Want to make Tarrant County fights over elections, fraud even worse? Bring the feds in | Opinion

Tarrant County has plenty of tension around the subjects of elections and voting, thanks to an ill-advised prosecutorial task force and the troubling departure of the county elections administrator.

Getting the Justice Department involved, at least at this stage, would only make it worse.

Several local Democrats, led by U.S. Rep. Marc Veasey of Fort Worth, asked the department to review county Republican leaders’ recent actions and recommend steps “to end the pattern in Tarrant County of voter intimidation and harassment.”

We’ve minced no words about the obsessive GOP attention to voter fraud and the wasted resources in the district attorney’s and sheriff’s offices devoted to it. But these are local decisions, and bringing in the Biden administration will only add fuel to the fire.

As usual, partisans are feeding their loudest base activists, while the majority of voters on all parts of the political spectrum suffer. Republicans are working to curtail voting convenience, in the false name of sweeping fraud that supposedly works against them. Democrats are sparking fear about intimidation and suppression of voters, especially minorities, even as turnout in major elections remains strong.

The result is less confidence all around in elections. And that’s bad for democracy.

The Democrats’ letter provided little solid evidence of intimidation. It seemed instead to argue that the elected Republicans’ focus on election fraud adds up to an atmosphere of suppression. Sorry, you’re going to need more than that to justify a federal investigation.

U.S. Rep. Marc Veasey, D-Fort Worth (right), asked the Justice Department to review Tarrant County election issues.
U.S. Rep. Marc Veasey, D-Fort Worth (right), asked the Justice Department to review Tarrant County election issues.

The county fraud task force has been in place only a short time. But we’ve just had municipal and school elections, and they appear to have run smoothly. District Attorney Phil Sorrells should speak regularly and publicly about the task force’s work. We don’t expect him to reveal details about ongoing cases, but more transparency about the types of complaints received and how they are investigated would help.

On County Elections Administrator Heider Garcia’s impending departure, there’s too much we still don’t know. In his resignation letter, he suggested County Judge Tim O’Hare wants to politically influence the elections office’s work. O’Hare denies it, and he says Garcia had failed to respond to an election judge’s complaint of possible intimidation.

O’Hare’s history as a partisan warrior makes him a flashpoint, but it’s important to remember that he alone does not control county government or elections. The other commissioners need to step up and demand answers and accountability.

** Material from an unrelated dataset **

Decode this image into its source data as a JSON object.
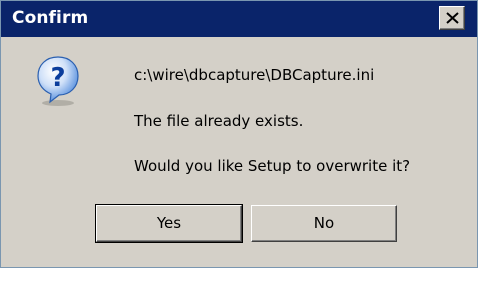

The next administrator will be hired by the county Election Commission — O’Hare, County Clerk Mary Louise Nicholson, Tax Assessor Wendy Burgess and the chairs of the county Democratic and Republican parties. All must work to assure candidates that they won’t be micro-managed by elected officials or subject to partisan pressure from them and to find a hire who is professional and nonpartisan.

It’s time these officials spoke up on behalf of voters, too. Some deluded Republicans find fraud potential in every voter convenience they want to eliminate. Currently in the cross-hairs is countywide voting, which allows a voter to cast a ballot at any polling place.

The Texas Senate has approved a bill to eliminate the program, used in 90 counties that comprise a vast majority of the state’s population. Proponents say doing so will prevent people from voting twice and ensure accurate vote counts, but they can’t point to much evidence of either being a problem. The bill appears unlikely to advance in the House, but it never should have gotten this far.

In Tarrant County, plenty of people commute a fair distance and find it much easier to vote near work or somewhere near their daily errands. And a lot of them are Republicans in the northeastern suburbs. The constant bugaboo of election fraud has GOP leaders working against their own interests.

Vigilance on behalf of legal, fair elections is a good instinct. But when partisans chase ghosts, the unintended consequences aren’t good for voters.